Polícia / Justiça
Homem solto após matar casal diz à polícia que agiu para se defender
Deivison Felipe Alves de Brito é investigado pela morte de Natália dos Anjos Molina e Ademar Spacino Júnior; MPMS recorreu da soltura
07/06/2026
11:00
DA REDAÇÃO
©REPRODUÇÃO
O homem investigado pela morte da mulher trans Natália dos Anjos Molina, de 33 anos, e do marido dela, Ademar Spacino Júnior, de 38 anos, afirmou em depoimento que disparou porque acreditava estar em risco. Deivison Felipe Alves de Brito, de 30 anos, foi preso em flagrante após o crime, ocorrido na madrugada de sexta-feira, 5 de junho, no bairro Taquarussu, em Campo Grande, mas acabou colocado em liberdade provisória após audiência de custódia realizada no sábado, 6 de junho.
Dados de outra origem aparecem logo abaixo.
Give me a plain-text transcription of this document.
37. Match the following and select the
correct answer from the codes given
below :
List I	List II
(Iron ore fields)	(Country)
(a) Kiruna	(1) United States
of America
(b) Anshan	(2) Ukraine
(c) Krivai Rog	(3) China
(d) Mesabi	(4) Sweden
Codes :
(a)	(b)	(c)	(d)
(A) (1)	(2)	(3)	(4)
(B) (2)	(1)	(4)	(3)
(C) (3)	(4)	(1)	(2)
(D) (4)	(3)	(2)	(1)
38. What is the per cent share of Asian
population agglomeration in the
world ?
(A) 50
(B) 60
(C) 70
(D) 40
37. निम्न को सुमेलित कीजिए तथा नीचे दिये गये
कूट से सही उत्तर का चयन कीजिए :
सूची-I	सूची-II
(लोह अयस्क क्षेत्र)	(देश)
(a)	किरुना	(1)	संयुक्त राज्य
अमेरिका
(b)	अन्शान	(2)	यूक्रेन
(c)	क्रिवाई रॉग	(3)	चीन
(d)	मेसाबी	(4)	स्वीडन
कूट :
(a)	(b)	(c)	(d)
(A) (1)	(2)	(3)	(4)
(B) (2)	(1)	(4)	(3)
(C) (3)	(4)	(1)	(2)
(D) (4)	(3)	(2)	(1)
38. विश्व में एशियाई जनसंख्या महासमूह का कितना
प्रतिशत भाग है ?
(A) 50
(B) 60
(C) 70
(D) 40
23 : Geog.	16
Durante o interrogatório, Deivison alegou legítima defesa. Segundo a versão apresentada por ele, a confusão teria começado após um desentendimento envolvendo sua esposa e o casal. O investigado disse que Natália teria avançado contra a mulher dele e que, diante da situação, pegou uma arma de fogo dentro de casa.
Ainda conforme o relato prestado à polícia, Deivison afirmou que a arma estava descarregada sobre um armário, que colocou munições e realizou os primeiros disparos a partir do portão da residência. Ele também disse que, em determinado momento, teria recarregado o revólver. Ao justificar a reação, declarou: “Ou era eu, ou era eles”.
Sobre a morte de Ademar Spacino Júnior, o investigado relatou que o marido de Natália teria ido até o local após ser chamado pela companheira. Segundo Deivison, Ademar teria se dirigido à cozinha para pegar uma faca e depois se aproximado dele, momento em que novos disparos foram efetuados.
Familiares de Natália, no entanto, contestam a versão apresentada pelo autor dos disparos. A mãe da vítima afirmou que a filha e o marido vinham sendo ameaçados com frequência por Deivison e pela esposa dele. Em entrevista, ela classificou o caso como possível crime motivado por ódio, em razão de Natália ser uma mulher trans.
Após a decisão que concedeu liberdade provisória ao investigado, o Ministério Público de Mato Grosso do Sul (MPMS) apresentou recurso ao Tribunal de Justiça de Mato Grosso do Sul (TJMS) pedindo a prisão preventiva de Deivison. O órgão tenta suspender imediatamente os efeitos da decisão tomada na audiência de custódia.
No recurso, o MPMS sustenta que há indícios consistentes de autoria, incluindo a confissão do investigado, a apreensão da arma usada no crime e elementos periciais que apontam múltiplos disparos contra as vítimas. O Ministério Público também destaca que Natália foi atingida pelas costas e cita a necessidade de apurar eventual motivação discriminatória.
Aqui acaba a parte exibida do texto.